C’est Pierre Hurmic, conseiller municipal des écologistes, qui profite le premier de l’occasion. Il se demande où est l’état des lieux, déplore le manque un comparaisons avec les autres grandes villes de France, et déplore un constat complaisant sur une politique culturelle municipale où « on est moyen en tout ».

L’élu écologiste relativise l’aide à la création, passée de 150 000 euros à 500 000 euros, en précisant qu’elle ne représente que 2,27% des subventions accordées au secteur culturel. Il invite l’équipe municipale à « une certaine modestie » :

« Nous attendons une vision plus métropolitaine. Vous vous complaisez dans une vision ultra municipale de la politique culturelle, sans propositions concrètes de déclinaison à l’échelle métropolitaine.
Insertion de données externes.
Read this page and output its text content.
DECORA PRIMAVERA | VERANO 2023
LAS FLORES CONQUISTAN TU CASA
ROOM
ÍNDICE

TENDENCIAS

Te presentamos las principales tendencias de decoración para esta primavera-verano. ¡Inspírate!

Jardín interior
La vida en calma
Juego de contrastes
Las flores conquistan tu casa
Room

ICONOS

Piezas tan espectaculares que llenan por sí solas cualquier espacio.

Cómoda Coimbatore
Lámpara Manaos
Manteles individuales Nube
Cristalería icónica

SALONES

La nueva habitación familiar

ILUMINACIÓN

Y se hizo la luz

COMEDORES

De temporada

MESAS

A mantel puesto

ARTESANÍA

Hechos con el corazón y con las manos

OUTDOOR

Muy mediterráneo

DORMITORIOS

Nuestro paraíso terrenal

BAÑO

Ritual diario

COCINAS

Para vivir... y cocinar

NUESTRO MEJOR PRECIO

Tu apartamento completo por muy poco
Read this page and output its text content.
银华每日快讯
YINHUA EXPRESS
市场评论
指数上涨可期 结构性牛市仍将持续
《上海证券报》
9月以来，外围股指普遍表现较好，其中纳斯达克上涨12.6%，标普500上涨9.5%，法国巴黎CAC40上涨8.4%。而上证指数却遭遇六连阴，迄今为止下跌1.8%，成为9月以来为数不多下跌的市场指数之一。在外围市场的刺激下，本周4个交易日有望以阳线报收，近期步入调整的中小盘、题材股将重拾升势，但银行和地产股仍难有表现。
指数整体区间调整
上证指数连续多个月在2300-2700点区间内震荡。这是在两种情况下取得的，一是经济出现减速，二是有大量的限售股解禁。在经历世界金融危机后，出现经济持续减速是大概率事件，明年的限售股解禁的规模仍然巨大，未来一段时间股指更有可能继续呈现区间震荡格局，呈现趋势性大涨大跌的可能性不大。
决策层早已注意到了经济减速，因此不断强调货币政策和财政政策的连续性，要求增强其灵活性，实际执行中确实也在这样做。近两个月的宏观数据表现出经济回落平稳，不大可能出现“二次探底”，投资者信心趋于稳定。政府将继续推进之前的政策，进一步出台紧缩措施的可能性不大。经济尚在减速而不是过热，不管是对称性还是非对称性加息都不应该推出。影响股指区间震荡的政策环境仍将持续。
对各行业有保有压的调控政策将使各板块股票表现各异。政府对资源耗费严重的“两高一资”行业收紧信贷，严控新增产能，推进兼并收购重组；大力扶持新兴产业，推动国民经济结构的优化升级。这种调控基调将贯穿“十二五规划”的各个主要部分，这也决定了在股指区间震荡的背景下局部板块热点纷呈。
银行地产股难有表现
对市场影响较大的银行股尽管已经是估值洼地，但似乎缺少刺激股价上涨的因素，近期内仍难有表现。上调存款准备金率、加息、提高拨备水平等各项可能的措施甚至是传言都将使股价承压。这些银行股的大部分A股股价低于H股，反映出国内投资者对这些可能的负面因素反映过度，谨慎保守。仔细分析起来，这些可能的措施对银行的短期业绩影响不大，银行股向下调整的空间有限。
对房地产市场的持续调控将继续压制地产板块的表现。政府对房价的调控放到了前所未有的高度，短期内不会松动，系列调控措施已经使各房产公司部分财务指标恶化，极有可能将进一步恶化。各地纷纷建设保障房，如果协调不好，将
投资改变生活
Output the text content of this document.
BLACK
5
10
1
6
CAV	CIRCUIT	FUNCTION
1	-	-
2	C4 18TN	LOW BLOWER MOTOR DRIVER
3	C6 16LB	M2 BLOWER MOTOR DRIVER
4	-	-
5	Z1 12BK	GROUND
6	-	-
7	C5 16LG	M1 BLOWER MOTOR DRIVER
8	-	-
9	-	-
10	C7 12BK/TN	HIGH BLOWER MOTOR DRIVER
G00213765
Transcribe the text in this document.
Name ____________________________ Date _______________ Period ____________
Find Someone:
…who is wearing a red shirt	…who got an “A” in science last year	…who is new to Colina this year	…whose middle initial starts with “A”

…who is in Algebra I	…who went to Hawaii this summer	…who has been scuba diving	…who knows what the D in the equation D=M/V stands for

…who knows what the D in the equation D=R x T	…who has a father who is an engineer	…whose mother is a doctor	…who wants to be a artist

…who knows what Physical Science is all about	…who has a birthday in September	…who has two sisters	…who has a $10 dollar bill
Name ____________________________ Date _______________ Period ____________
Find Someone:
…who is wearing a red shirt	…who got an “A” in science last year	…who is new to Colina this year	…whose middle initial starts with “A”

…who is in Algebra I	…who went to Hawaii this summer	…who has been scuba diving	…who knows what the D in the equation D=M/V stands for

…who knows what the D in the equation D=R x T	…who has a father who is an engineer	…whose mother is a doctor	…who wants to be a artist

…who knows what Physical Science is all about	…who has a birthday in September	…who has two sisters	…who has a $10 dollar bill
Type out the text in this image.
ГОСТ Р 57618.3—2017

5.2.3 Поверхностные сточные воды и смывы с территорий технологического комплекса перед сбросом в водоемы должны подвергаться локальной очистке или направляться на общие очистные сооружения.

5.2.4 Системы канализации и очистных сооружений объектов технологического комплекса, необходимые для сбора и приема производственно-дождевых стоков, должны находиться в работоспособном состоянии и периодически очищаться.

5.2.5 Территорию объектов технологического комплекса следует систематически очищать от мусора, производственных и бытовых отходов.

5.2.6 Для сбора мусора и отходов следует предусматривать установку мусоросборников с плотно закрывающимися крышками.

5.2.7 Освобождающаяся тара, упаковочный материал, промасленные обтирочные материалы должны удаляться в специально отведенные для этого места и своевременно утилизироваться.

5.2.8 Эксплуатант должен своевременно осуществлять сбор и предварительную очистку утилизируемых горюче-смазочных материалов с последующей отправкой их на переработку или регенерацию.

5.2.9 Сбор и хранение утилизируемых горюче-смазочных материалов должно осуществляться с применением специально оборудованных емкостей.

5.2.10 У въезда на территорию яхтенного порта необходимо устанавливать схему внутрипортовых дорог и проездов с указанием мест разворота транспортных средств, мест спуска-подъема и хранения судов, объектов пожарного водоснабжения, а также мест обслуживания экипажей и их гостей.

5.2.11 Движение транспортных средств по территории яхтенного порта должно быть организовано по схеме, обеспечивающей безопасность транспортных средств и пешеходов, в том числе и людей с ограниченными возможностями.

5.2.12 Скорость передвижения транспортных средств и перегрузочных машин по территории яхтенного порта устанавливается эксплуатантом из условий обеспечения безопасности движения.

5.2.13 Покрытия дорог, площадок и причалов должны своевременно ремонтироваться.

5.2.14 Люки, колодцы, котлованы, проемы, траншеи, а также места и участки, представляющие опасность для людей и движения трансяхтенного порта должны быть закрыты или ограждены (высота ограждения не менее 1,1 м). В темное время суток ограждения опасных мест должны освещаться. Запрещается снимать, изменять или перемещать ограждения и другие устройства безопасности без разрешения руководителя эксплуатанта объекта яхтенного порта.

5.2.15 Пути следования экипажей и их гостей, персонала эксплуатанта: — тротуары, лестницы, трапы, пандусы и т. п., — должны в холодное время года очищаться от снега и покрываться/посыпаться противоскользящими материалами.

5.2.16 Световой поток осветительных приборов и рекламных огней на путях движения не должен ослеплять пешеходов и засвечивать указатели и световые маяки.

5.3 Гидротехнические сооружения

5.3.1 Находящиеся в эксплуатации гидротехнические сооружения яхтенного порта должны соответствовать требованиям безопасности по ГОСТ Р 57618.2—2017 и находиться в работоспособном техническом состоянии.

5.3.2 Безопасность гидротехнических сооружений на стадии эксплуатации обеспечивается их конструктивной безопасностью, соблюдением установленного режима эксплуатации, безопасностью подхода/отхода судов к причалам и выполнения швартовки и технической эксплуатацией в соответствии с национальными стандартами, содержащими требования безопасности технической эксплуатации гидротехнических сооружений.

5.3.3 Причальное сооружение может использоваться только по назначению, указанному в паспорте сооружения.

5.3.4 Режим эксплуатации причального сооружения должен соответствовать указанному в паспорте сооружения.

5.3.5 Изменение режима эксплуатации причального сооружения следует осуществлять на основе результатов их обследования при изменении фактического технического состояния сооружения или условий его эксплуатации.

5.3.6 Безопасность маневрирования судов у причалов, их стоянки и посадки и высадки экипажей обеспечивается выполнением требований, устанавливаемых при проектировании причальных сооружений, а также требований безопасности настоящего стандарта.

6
N’est-ce pas avec la culture que nous donnerons sens et rayonnement à ce territoire nouveau ? »

Ce à quoi Fabien Robert rétorque que la métropolisation n’est pas « une mise sous tutelle des petites communes voisines » :

« Le devoir d’une métropole est de gérer les équipements culturels et d’encourager une politique inter-communale pour travailler ensemble sur des projets qui font l’identité de chaque commune : le cirque à Bègles et la photo à Mérignac, par exemple. »

Le Grand stade s’invite dans le débat

Matthieu Rouveyre reconnaît un « effort consenti pour dresser un constat de la culture à Bordeaux », et souligne une « réelle prise de conscience de la situation, qui méritait un chantier ». Il critique cependant « le manque d’humilité » dans la reprise des « classements dont on sait qu’ils n’évoquent pas seulement la ville centre » ainsi que la « récupération maladroite des initiatives privées ». Il ajoute :

« Les chiffres sur la baisse des dotations de l’Etat sont fantaisistes. Le manque des 66 millions annoncé d’ici 2017 est dénué de tout fondement. Sur le site même de la ville de Bordeaux, il est question de 3 millions par an. Ce qui assèche et va assécher durablement les finances, c’est le grand stade et la cité municipale ; chaque année, 6,7 millions sont versés à Vinci pour le grand stade de bordeaux. »

Arielle Piazza, adjointe au sport, soutenue par Alain Juppé, toujours sensible à cette question, apporte sa version des chiffres – selon elle, Matthieu Rouveyre mélange les coûts de construction et d’exploitation, qui s’élèveront à 3,55 millions ; l’opposant socialiste maintient lui son estimation, « validée par tous ceux qui s’intéressent au sujet », qui incluent les exemptions d’impôts locaux pour la SBA (Société Bordeaux Atlantique).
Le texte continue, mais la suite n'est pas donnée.